Even After Omaha, Communities Cannot Count on CenturyLink For Connectivity

CenturyLink is a massive telephone company struggling to remain relevant as we transition to mobile phones and require connections much faster than DSL delivers. Though the Omaha gigabit announcement may seem to be a monumental shift for this company, it actually is not. It is a blip on the radar - an important blip but a blip nonetheless. The Omaha pilot does not represent a sudden change of CenturyLink strategy or capacity. Part of West Omaha has a unique history that prompted this investment. The vast majority of communities in CenturyLink territory still have no hope for upgrades beyond the basic DSL they offer today. Sadly, this already-outdated technology will only fall further behind in coming years.
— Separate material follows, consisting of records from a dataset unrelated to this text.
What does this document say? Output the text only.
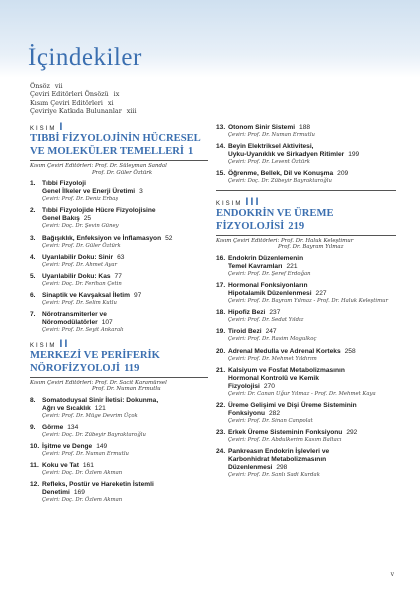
İçindekiler
Önsöz vii
Çeviri Editörleri Önsözü ix
Kısım Çeviri Editörleri xi
Çeviriye Katkıda Bulunanlar xiii
KISIM I
TIBBİ FİZYOLOJİNİN HÜCRESEL
VE MOLEKÜLER TEMELLERİ 1
Kısım Çeviri Editörleri: Prof. Dr. Süleyman Sandal
Prof. Dr. Güler Öztürk
1. Tıbbi Fizyoloji
Genel İlkeler ve Enerji Üretimi 3
Çeviri: Prof. Dr. Deniz Erbaş
2. Tıbbi Fizyolojide Hücre Fizyolojisine
Genel Bakış 25
Çeviri: Doç. Dr. Şevin Güney
3. Bağışıklık, Enfeksiyon ve İnflamasyon 52
Çeviri: Prof. Dr. Güler Öztürk
4. Uyarılabilir Doku: Sinir 63
Çeviri: Prof. Dr. Ahmet Ayar
5. Uyarılabilir Doku: Kas 77
Çeviri: Doç. Dr. Ferihan Çetin
6. Sinaptik ve Kavşaksal İletim 97
Çeviri: Prof. Dr. Selim Kutlu
7. Nörotransmiterler ve
Nöromodülatörler 107
Çeviri: Prof. Dr. Seyit Ankaralı
KISIM II
MERKEZİ VE PERİFERİK
NÖROFİZYOLOJİ 119
Kısım Çeviri Editörleri: Prof. Dr. Sacit Karamürsel
Prof. Dr. Numan Ermutlu
8. Somatoduysal Sinir İletisi: Dokunma,
Ağrı ve Sıcaklık 121
Çeviri: Prof. Dr. Müge Devrim Üçok
9. Görme 134
Çeviri: Doç. Dr. Zübeyir Bayraktaroğlu
10. İşitme ve Denge 149
Çeviri: Prof. Dr. Numan Ermutlu
11. Koku ve Tat 161
Çeviri: Doç. Dr. Özlem Akman
12. Refleks, Postür ve Hareketin İstemli
Denetimi 169
Çeviri: Doç. Dr. Özlem Akman
13. Otonom Sinir Sistemi 188
Çeviri: Prof. Dr. Numan Ermutlu
14. Beyin Elektriksel Aktivitesi,
Uyku-Uyanıklık ve Sirkadyen Ritimler 199
Çeviri: Prof. Dr. Levent Öztürk
15. Öğrenme, Bellek, Dil ve Konuşma 209
Çeviri: Doç. Dr. Zübeyir Bayraktaroğlu
KISIM III
ENDOKRİN VE ÜREME
FİZYOLOJİSİ 219
Kısım Çeviri Editörleri: Prof. Dr. Haluk Keleştimur
Prof. Dr. Bayram Yılmaz
16. Endokrin Düzenlemenin
Temel Kavramları 221
Çeviri: Prof. Dr. Şeref Erdoğan
17. Hormonal Fonksiyonların
Hipotalamik Düzenlenmesi 227
Çeviri: Prof. Dr. Bayram Yılmaz - Prof. Dr. Haluk Keleştimur
18. Hipofiz Bezi 237
Çeviri: Prof. Dr. Sedat Yıldız
19. Tiroid Bezi 247
Çeviri: Prof. Dr. Rasim Mogulkoç
20. Adrenal Medulla ve Adrenal Korteks 258
Çeviri: Prof. Dr. Mehmet Yıldırım
21. Kalsiyum ve Fosfat Metabolizmasının
Hormonal Kontrolü ve Kemik
Fizyolojisi 270
Çeviri: Dr. Canan Uğur Yılmaz - Prof. Dr. Mehmet Kaya
22. Üreme Gelişimi ve Dişi Üreme Sisteminin
Fonksiyonu 282
Çeviri: Prof. Dr. Sinan Canpolat
23. Erkek Üreme Sisteminin Fonksiyonu 292
Çeviri: Prof. Dr. Abdulkerim Kasım Baltacı
24. Pankreasın Endokrin İşlevleri ve
Karbonhidrat Metabolizmasının
Düzenlenmesi 298
Çeviri: Prof. Dr. Sanlı Sadi Kurdak
v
First, if you missed it, CenturyLink has announced a 1 Gbps pilot project in Omaha, Nebraska. This is considerably more newsworthy that AT&T's toothless fiber-to-the-press-release response to Austin's Google Fiber. CenturyLink is a massive corporation in a tough spot. It operates in 38 states and in each one, subscribers are fleeing slow DSL for faster networks and moving from landlines to wireless devices. CenturyLink does not have enough revenue for the upgrades most communities need. CenturyLink deserves some praise for this gigabit trial because it recognizes the need to upgrade old networks to offer faster, more reliable connections. And it is symmetrical, offering the same upload speeds as downstream whereas the Verizon FiOS network tends to prioritize downstream at the expense of up. For years, CenturyLink has told communities that basic DSL is just fine. We'll probably still hear that talking point in many communities from CenturyLink's government affairs staff. But this project is an admission that America needs better networks. Why Omaha? Qwest Choice Service The only source we saw reporting on the special circumstances of how Omaha was chosen for this project was Telecompetitor with "CenturyLink enters the gigabit era:"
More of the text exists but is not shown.